また、白神山地の中でも特に人気がある「十二湖」は、33の小さな湖沼から構成され、津軽国定公園にも指定されているエリアの名称です。十二湖は世界遺産区域に含まれてはいませんが、同様の大自然が維持されています。十二湖が広がる深浦町については、公式サイトをご確認ください。

十二湖駅に到着したら、バスに乗って白神山地へと向かいます。十二湖まではリゾートしらかみの到着時間に合わせてバスが運行しており、白神山地を気軽に楽しむことができるので観光にもとても便利。バスの終着地である奥十二湖から、青池&沸壺の池散策コース(約60分)を歩いてみましょう。


十二湖「青池」(写真提供:深浦町観光課)

鶏頭場(けとば)の池を左に見ながら進むこと約10分、右手に見えてくるのが十二湖の中でも人気の高い「青池」です。リゾートしらかみの編成名にもなっていますね。透明なコバルトブルーの水面は、青インクを流し込んだような美しい色彩を放っています。池を囲むブナの木々や葉が水面に映し出され、神秘的な雰囲気が漂います。


十二湖「ブナ自然林」(写真提供:深浦町観光課)

青池の先にはブナ自然林の遊歩道が。少し足を止めて深呼吸してみると、芽吹きの香りで心身ともに癒やされます。


十二湖「沸壺の池」(写真提供:深浦町観光課)

青池から約15分、ブナ林の先にある分岐点を右に行くと沸壺の池が現れます。ひっそりとしたコバルトブルーの池は、青池とは違った深みを感じます。

沸壺の池から川沿いに下り車道に出ると、左手に茶屋「十二湖庵」と「平成の名水百選」に認定されている美味しい湧き水・沸壺の池の清水が。「十二湖庵」ではこの湧き水で点てた抹茶と茶菓子が無料で振る舞われます。バスの待ち時間にぜひ立ち寄ってみてください。


「十二湖庵」でいただく、沸壺の池の清水で立てた抹茶(写真提供:深浦町観光課)

十二湖庵から道路を正面にして左手に進むと、十二湖養殖場前バス停に到着。およそ60分かけて、神秘的な十二湖の散策を終えました。バスに乗車し、十二湖駅まで戻ります。

【十二湖駅 13:07発】「リゾートしらかみ3号」に乗って陸奥鶴田駅へ

十二湖の散策を存分に楽しんだら、十二湖駅から「リゾートしらかみ3号」に乗り、陸奥鶴田駅へ向かいます。停車時間を利用して景勝地「千畳敷」を歩いたり、名物「ヒラメ漬け丼」をいただいたりと、楽しみがたくさんある区間です。
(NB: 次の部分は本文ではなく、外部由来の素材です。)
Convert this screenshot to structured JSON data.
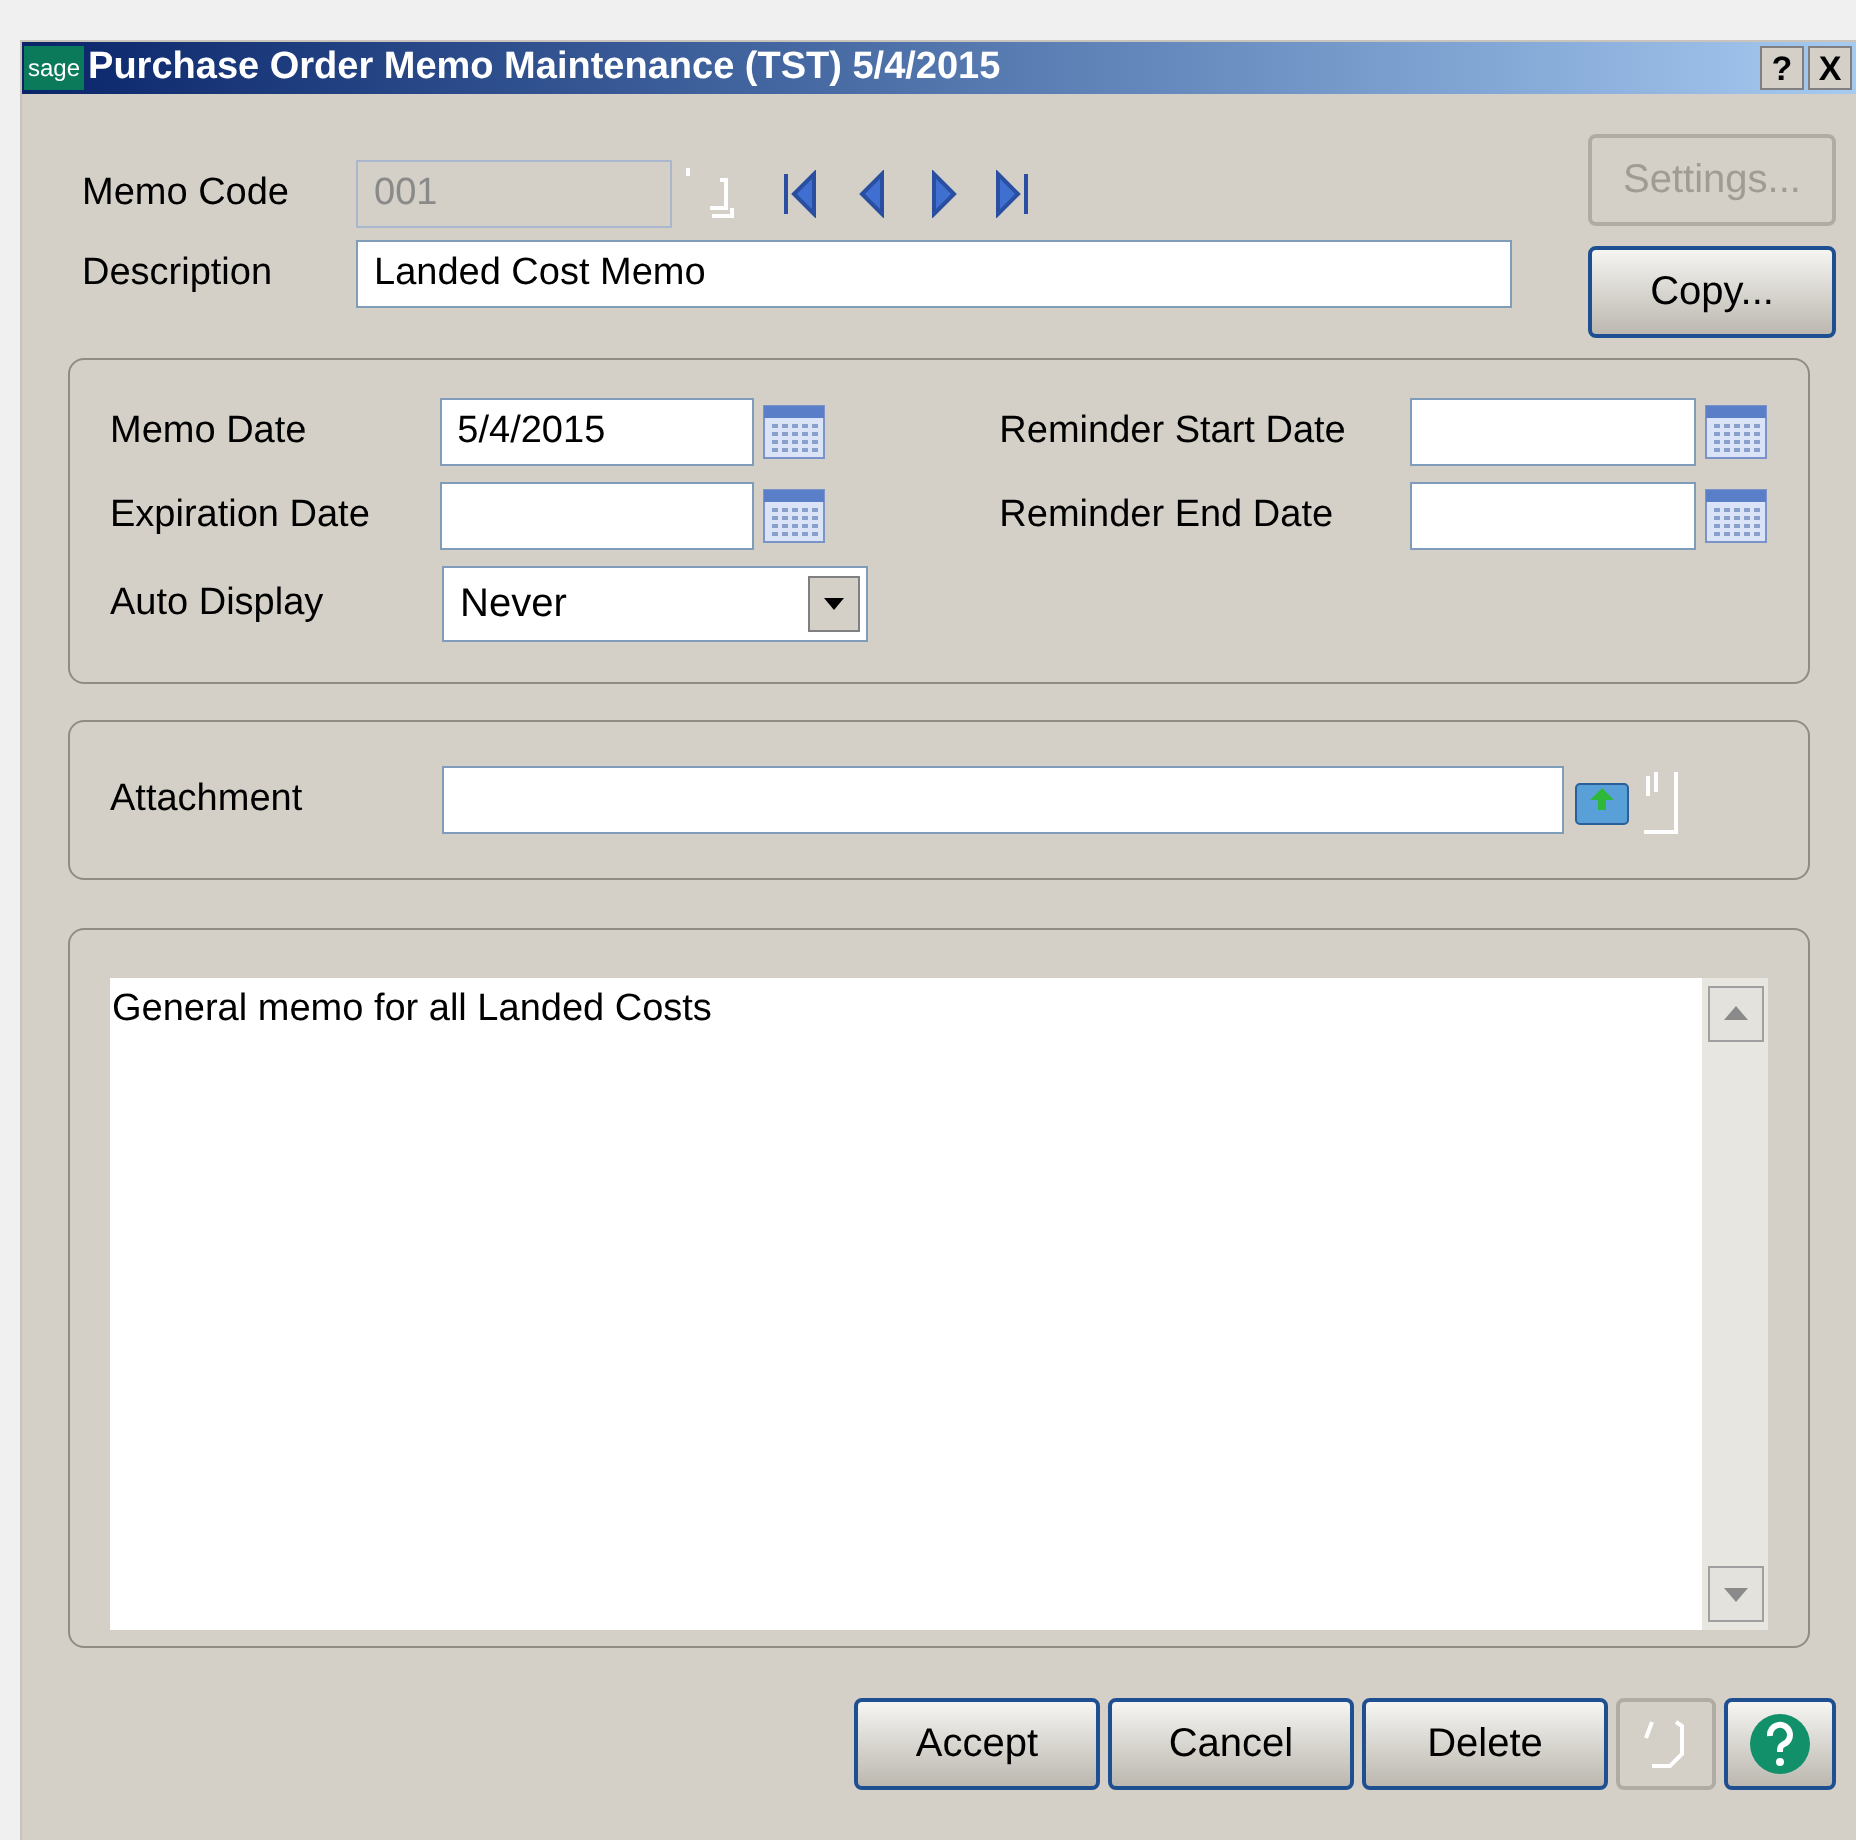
{
  "window": {
    "title": "Purchase Order Memo Maintenance (TST) 5/4/2015",
    "logo": "sage",
    "title_buttons": [
      "?",
      "X"
    ]
  },
  "memo_code": {
    "label": "Memo Code",
    "value": "001",
    "disabled": true
  },
  "description": {
    "label": "Description",
    "value": "Landed Cost Memo"
  },
  "side_buttons": [
    {
      "label": "Settings...",
      "disabled": true
    },
    {
      "label": "Copy...",
      "disabled": false
    }
  ],
  "dates": [
    {
      "label": "Memo Date",
      "value": "5/4/2015"
    },
    {
      "label": "Reminder Start Date"
    },
    {
      "label": "Expiration Date"
    },
    {
      "label": "Reminder End Date"
    }
  ],
  "auto_display": {
    "label": "Auto Display",
    "value": "Never"
  },
  "attachment": {
    "label": "Attachment"
  },
  "memo_text": "General memo for all Landed Costs",
  "buttons": [
    {
      "label": "Accept",
      "kind": "text",
      "disabled": false
    },
    {
      "label": "Cancel",
      "kind": "text",
      "disabled": false
    },
    {
      "label": "Delete",
      "kind": "text",
      "disabled": false
    },
    {
      "kind": "lookup",
      "disabled": true
    },
    {
      "kind": "help",
      "disabled": false
    }
  ]
}
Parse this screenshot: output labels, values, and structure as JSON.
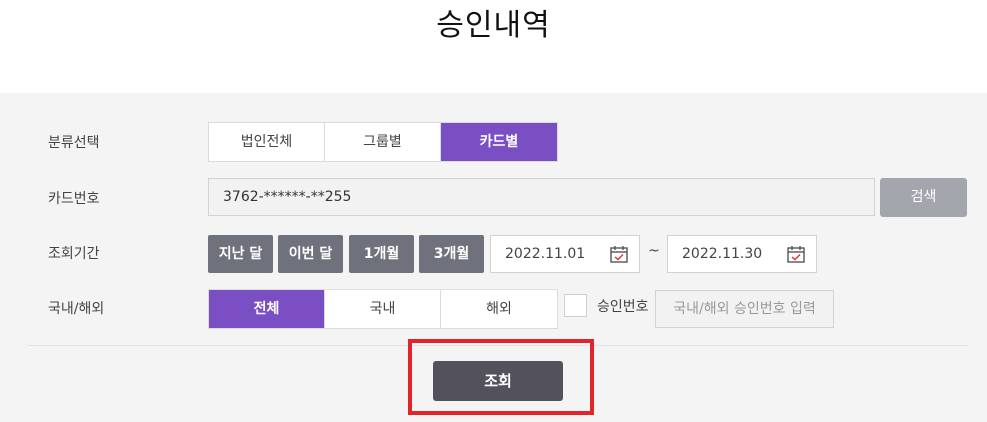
{
  "page_title": "승인내역",
  "filters": {
    "category": {
      "label": "분류선택",
      "options": [
        "법인전체",
        "그룹별",
        "카드별"
      ],
      "selected": "카드별"
    },
    "card_number": {
      "label": "카드번호",
      "value": "3762-******-**255",
      "search_button": "검색"
    },
    "period": {
      "label": "조회기간",
      "quick_buttons": [
        "지난 달",
        "이번 달",
        "1개월",
        "3개월"
      ],
      "start_date": "2022.11.01",
      "separator": "~",
      "end_date": "2022.11.30"
    },
    "region": {
      "label": "국내/해외",
      "options": [
        "전체",
        "국내",
        "해외"
      ],
      "selected": "전체",
      "approval_checkbox_label": "승인번호",
      "approval_placeholder": "국내/해외 승인번호 입력"
    }
  },
  "query_button": "조회",
  "colors": {
    "accent": "#7a4fc4",
    "panel_bg": "#f4f4f4",
    "dark_button": "#53525c",
    "period_button": "#6f727c",
    "search_button": "#a3a6ad",
    "highlight": "#e1252b"
  }
}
海岸線を走るリゾートしらかみ「くまげら」編成(写真提供:JR東日本秋田支社)

車窓は日本海の海岸線が続きます。この付近からの日本海に沈む夕陽は、「日本の夕陽百選」にも選ばれている絶景ですので、時間を合わせて見てみるのもよいですね!


千畳敷

十二湖駅から約1時間で千畳敷駅に到着。この駅で約15分の停車時間があるため、千畳敷へ足を伸ばしてみましょう。かつて津軽の殿様が千枚の畳を敷いて宴を催したといわれる、広々とした石畳を散策できます。出発3分前に汽笛が鳴るので聞き逃さないように気を付けて! 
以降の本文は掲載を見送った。